Maskell is a well-known presence on British TV, and gives a fearless performance here, in the sense that Jay is the protagonist of "Kill List" and neither the actor, the director nor the screenplay (credited to Wheatley and his partner, Amy Jump, "with contributions by the cast") ever tries to make him seem even remotely likable. As with "Down Terrace," how you feel about this is likely to determine whether you can stand this movie or not. As you go deeper into the swirling maelstrom of "Kill List," you'll identify more and more with Jay's struggle to remain afloat amid the bloodshed, madness and general atmosphere of malice. But you're never going to admire the guy, and you're always likely to conclude that whatever horrible fate befalls him is one he's brought upon himself.
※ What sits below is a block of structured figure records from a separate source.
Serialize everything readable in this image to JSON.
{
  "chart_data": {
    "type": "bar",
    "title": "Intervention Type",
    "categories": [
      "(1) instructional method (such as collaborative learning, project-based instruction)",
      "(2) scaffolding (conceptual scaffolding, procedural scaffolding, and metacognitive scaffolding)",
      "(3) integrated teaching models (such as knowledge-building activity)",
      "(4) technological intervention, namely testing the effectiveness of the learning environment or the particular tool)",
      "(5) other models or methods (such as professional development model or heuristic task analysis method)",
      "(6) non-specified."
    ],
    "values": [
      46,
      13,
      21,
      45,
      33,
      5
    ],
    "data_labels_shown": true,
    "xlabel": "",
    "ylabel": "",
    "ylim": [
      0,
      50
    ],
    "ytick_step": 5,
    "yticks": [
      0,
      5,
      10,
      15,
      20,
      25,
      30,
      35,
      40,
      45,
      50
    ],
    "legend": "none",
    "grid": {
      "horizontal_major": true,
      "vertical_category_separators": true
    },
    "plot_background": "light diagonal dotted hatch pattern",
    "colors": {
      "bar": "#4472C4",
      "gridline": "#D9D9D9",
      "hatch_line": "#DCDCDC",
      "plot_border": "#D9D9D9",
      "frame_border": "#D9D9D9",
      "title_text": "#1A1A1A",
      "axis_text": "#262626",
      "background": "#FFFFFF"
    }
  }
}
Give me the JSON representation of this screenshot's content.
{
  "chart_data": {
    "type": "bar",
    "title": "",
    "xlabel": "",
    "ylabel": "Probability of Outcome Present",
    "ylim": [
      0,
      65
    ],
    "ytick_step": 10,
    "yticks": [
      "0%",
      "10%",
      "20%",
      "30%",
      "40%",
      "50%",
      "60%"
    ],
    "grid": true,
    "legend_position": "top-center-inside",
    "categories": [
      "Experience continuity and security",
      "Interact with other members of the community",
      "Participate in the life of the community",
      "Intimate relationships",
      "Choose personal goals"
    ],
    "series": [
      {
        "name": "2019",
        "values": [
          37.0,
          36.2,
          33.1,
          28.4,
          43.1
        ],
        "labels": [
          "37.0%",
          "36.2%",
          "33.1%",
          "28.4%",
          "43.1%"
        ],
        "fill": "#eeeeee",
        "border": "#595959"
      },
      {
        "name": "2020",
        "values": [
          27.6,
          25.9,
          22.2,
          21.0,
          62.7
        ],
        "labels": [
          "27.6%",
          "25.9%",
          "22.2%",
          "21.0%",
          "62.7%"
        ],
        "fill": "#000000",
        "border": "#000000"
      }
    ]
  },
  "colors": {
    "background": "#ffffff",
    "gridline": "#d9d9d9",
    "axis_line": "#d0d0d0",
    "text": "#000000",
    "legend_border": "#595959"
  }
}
After eight months away from the game, Jay and his shaggy Irish partner in crime, Gal (the delicious Michael Smiley, who was also in "Down Terrace"), have received a mysterious commission from a sinister, leathery little man (only identified as The Client, and played by Struan Rodger) who seems to know way too much about what happened in Kiev. From the very beginning, this assignment seems loaded with mysterious significance, and wrapped in a feeling of unspeakable dread. Gal and Jay are sent to assassinate a Catholic priest in his church, and then a "librarian" who curates an especially repellent collection of pornography. What connects these two people -- and why do they seem so eager to thank Jay, just before he kills them? And then there's Gal's ex-girlfriend, a wide-eyed brunette named Fiona (Emma Fryer), who keeps turning up in unexpected places -- and who may not be the clueless corporate drone she appears to be.
Oh crap -- I've almost told you way too much! But not quite. Here's the key thing to understand: Every craft element of "Kill List," from the acting to the cinematography (by Laurie Rose) to the cracked but seemingly inevitable downward progress of the narrative, is absolutely terrific. This movie is yet another testament to the thriving creativity of the British indie-film scene. It's also the kind of movie designed to mess up your mind, like some unseen Nicolas Roeg or Ken Russell picture out of 1981, and it will. As Gal and Jay descend further into mayhem and madness, uncertain whether they're going crazy or being lured into a dreadful trap, you may want to consider the surprise ending of "Cunning Stunt," and to get ready for something even worse here.
Whether the shocker final scene of "Kill List" has been earned -- and whether it can survive a logical interrogation -- is a conversation we'll have to have after you've seen the film. I have my own questions about that matter, but to think in fatalistic terms, Jay's odyssey can only end badly, and without question there's a terrible karmic justice to what happens. This is the kind of movie you'll want to work over with friends after you see it, unless you want to go straight to bed and vow never to take my recommendations ever again. I halfway want to get Ben Wheatley on the horn and have him explain the ending, and halfway suspect that it's supposed to stem from an evil logic so deeply rooted in human society that it defies all explanation.
"Kill List" opens this week at the IFC Center in New York and the Cinefamily in Los Angeles, with more cities to follow. It's also available on-demand from many cable and satellite providers.